Friedel added on the challenges that U.S. soccer faces when seeinginternational and MLS action compete with the NBA, NFL, NHL and MLB: “Our stadiums are fantastic, training grounds are fantastic, coaching education is better, coaches are better. You know, the sport is growing amongst the amateur levels at a huge pace, all that stuff. But it’s still not the main sport in the U.S. And until it’s the main sport in the U.S. we will never have a golden generation because we’re never going to get all the top athletes and, even more than athletes, the people that just want to die for the sport. Until we have that, we just have to keep trying to build the sport as much as we can.

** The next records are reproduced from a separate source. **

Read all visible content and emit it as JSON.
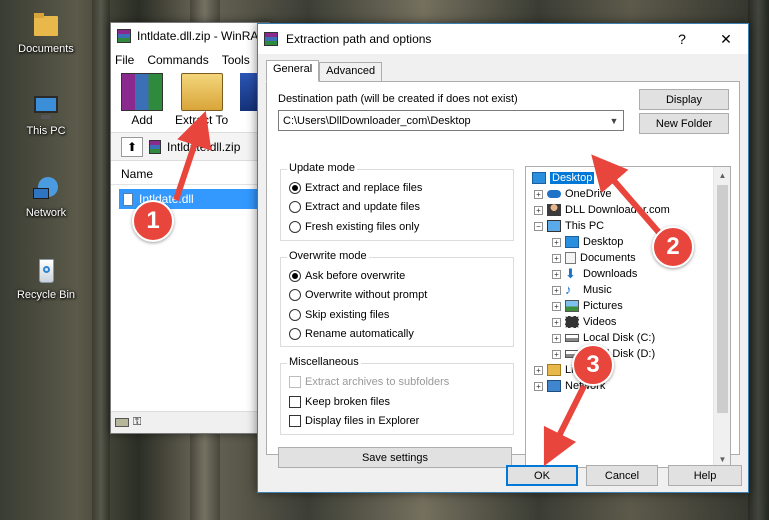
{
  "desktop": {
    "icons": [
      {
        "label": "Documents",
        "icon": "folder-icon"
      },
      {
        "label": "This PC",
        "icon": "monitor-icon"
      },
      {
        "label": "Network",
        "icon": "network-icon"
      },
      {
        "label": "Recycle Bin",
        "icon": "recycle-bin-icon"
      }
    ]
  },
  "winrar": {
    "title": "Intldate.dll.zip - WinRAR",
    "menu": [
      "File",
      "Commands",
      "Tools"
    ],
    "toolbar": {
      "add": "Add",
      "extract_to": "Extract To"
    },
    "path": "Intldate.dll.zip",
    "column_name": "Name",
    "file": "Intldate.dll"
  },
  "dialog": {
    "title": "Extraction path and options",
    "help_glyph": "?",
    "close_glyph": "✕",
    "tabs": [
      "General",
      "Advanced"
    ],
    "dest_label": "Destination path (will be created if does not exist)",
    "dest_value": "C:\\Users\\DllDownloader_com\\Desktop",
    "btn_display": "Display",
    "btn_new_folder": "New Folder",
    "update_mode": {
      "title": "Update mode",
      "options": [
        "Extract and replace files",
        "Extract and update files",
        "Fresh existing files only"
      ],
      "selected": 0
    },
    "overwrite_mode": {
      "title": "Overwrite mode",
      "options": [
        "Ask before overwrite",
        "Overwrite without prompt",
        "Skip existing files",
        "Rename automatically"
      ],
      "selected": 0
    },
    "misc": {
      "title": "Miscellaneous",
      "options": [
        "Extract archives to subfolders",
        "Keep broken files",
        "Display files in Explorer"
      ]
    },
    "btn_save": "Save settings",
    "tree": [
      "Desktop",
      "OneDrive",
      "DLL Downloader.com",
      "This PC",
      "Desktop",
      "Documents",
      "Downloads",
      "Music",
      "Pictures",
      "Videos",
      "Local Disk (C:)",
      "Local Disk (D:)",
      "Libraries",
      "Network"
    ],
    "btn_ok": "OK",
    "btn_cancel": "Cancel",
    "btn_help": "Help"
  },
  "annotations": [
    "1",
    "2",
    "3"
  ],
  "colors": {
    "accent": "#0078d7",
    "annotation": "#e8453c",
    "selection": "#3399ff"
  }
}
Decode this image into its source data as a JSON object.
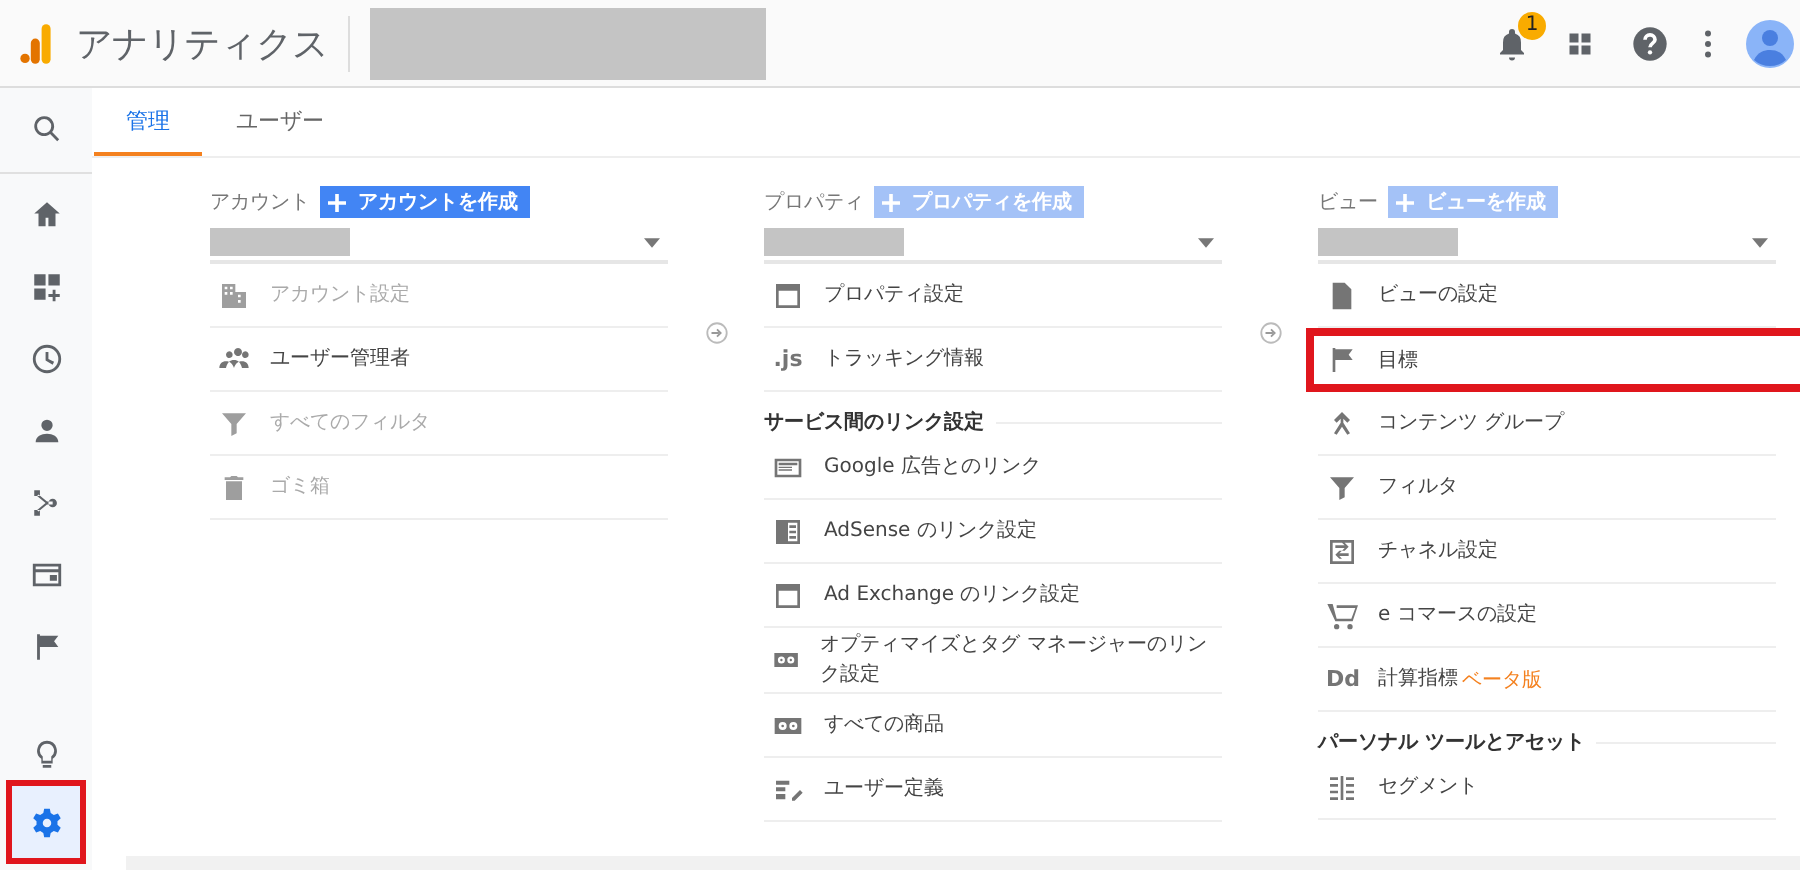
{
  "header": {
    "title": "アナリティクス",
    "notification_count": "1"
  },
  "sidebar": {
    "items": [
      {
        "selected": false,
        "highlighted": false
      },
      {
        "selected": false,
        "highlighted": false
      },
      {
        "selected": false,
        "highlighted": false
      },
      {
        "selected": false,
        "highlighted": false
      },
      {
        "selected": false,
        "highlighted": false
      },
      {
        "selected": false,
        "highlighted": false
      },
      {
        "selected": false,
        "highlighted": false
      },
      {
        "selected": false,
        "highlighted": false
      },
      {
        "selected": false,
        "highlighted": false
      },
      {
        "selected": true,
        "highlighted": true
      }
    ]
  },
  "tabs": [
    {
      "label": "管理",
      "selected": true
    },
    {
      "label": "ユーザー",
      "selected": false
    }
  ],
  "columns": [
    {
      "label": "アカウント",
      "create_button": {
        "label": "アカウントを作成",
        "disabled": false
      },
      "items": [
        {
          "kind": "item",
          "label": "アカウント設定",
          "disabled": true,
          "highlighted": false
        },
        {
          "kind": "item",
          "label": "ユーザー管理者",
          "disabled": false,
          "highlighted": false
        },
        {
          "kind": "item",
          "label": "すべてのフィルタ",
          "disabled": true,
          "highlighted": false
        },
        {
          "kind": "item",
          "label": "ゴミ箱",
          "disabled": true,
          "highlighted": false
        }
      ]
    },
    {
      "label": "プロパティ",
      "create_button": {
        "label": "プロパティを作成",
        "disabled": true
      },
      "items": [
        {
          "kind": "item",
          "label": "プロパティ設定",
          "disabled": false,
          "highlighted": false
        },
        {
          "kind": "item",
          "label": "トラッキング情報",
          "icon_text": ".js",
          "disabled": false,
          "highlighted": false
        },
        {
          "kind": "section",
          "label": "サービス間のリンク設定"
        },
        {
          "kind": "item",
          "label": "Google 広告とのリンク",
          "disabled": false,
          "highlighted": false
        },
        {
          "kind": "item",
          "label": "AdSense のリンク設定",
          "disabled": false,
          "highlighted": false
        },
        {
          "kind": "item",
          "label": "Ad Exchange のリンク設定",
          "disabled": false,
          "highlighted": false
        },
        {
          "kind": "item",
          "label": "オプティマイズとタグ マネージャーのリンク設定",
          "disabled": false,
          "highlighted": false
        },
        {
          "kind": "item",
          "label": "すべての商品",
          "disabled": false,
          "highlighted": false
        },
        {
          "kind": "item",
          "label": "ユーザー定義",
          "disabled": false,
          "highlighted": false
        }
      ]
    },
    {
      "label": "ビュー",
      "create_button": {
        "label": "ビューを作成",
        "disabled": true
      },
      "items": [
        {
          "kind": "item",
          "label": "ビューの設定",
          "disabled": false,
          "highlighted": false
        },
        {
          "kind": "item",
          "label": "目標",
          "disabled": false,
          "highlighted": true
        },
        {
          "kind": "item",
          "label": "コンテンツ グループ",
          "disabled": false,
          "highlighted": false
        },
        {
          "kind": "item",
          "label": "フィルタ",
          "disabled": false,
          "highlighted": false
        },
        {
          "kind": "item",
          "label": "チャネル設定",
          "disabled": false,
          "highlighted": false
        },
        {
          "kind": "item",
          "label": "e コマースの設定",
          "disabled": false,
          "highlighted": false
        },
        {
          "kind": "item",
          "label": "計算指標",
          "icon_text": "Dd",
          "tag": "ベータ版",
          "disabled": false,
          "highlighted": false
        },
        {
          "kind": "section",
          "label": "パーソナル ツールとアセット"
        },
        {
          "kind": "item",
          "label": "セグメント",
          "disabled": false,
          "highlighted": false
        }
      ]
    }
  ]
}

“The argument people bring to me all the time, and even my friends that are pundits in the game that I played with, they’re all saying: ‘Yeah, but we should be much better with 350 million people’. I say to them: ‘No, if it were population-based, then India would be killing it. China would be killing it. Pakistan would be killing it’.

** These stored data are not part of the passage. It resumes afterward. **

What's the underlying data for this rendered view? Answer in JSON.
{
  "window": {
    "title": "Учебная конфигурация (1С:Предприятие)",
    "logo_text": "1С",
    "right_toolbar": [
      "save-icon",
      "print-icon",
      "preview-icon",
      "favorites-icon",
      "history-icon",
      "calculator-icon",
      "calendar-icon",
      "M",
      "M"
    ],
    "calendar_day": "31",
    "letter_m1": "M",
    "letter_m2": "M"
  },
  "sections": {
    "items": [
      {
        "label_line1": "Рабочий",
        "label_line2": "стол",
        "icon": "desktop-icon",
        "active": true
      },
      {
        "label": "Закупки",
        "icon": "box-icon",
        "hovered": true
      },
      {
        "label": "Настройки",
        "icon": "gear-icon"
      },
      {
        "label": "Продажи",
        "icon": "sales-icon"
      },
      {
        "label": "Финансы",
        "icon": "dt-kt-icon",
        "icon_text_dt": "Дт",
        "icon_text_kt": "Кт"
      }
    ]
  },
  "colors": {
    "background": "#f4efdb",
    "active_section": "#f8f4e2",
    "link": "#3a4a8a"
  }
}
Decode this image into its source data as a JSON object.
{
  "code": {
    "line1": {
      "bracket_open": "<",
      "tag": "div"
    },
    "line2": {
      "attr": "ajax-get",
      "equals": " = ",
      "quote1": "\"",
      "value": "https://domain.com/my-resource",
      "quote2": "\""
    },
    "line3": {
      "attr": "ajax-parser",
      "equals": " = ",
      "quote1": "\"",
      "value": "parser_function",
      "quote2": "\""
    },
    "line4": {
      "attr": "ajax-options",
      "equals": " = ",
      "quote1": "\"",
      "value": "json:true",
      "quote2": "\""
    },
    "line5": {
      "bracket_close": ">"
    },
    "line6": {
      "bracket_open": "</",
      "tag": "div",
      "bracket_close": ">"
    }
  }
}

There’s only one, out of the top 10 most populous countries in the world, there’s only one footballing nation in there, and that’s Brazil. And one of the reasons why they’re the best is because they are a footballing nation, and they have 215 million people or whatever it is who are all crazy for football. If the US were a footballing nation, a cultural footballing nation that had 350 million people, yes, we would be very dominant in tournaments. But we’re not.”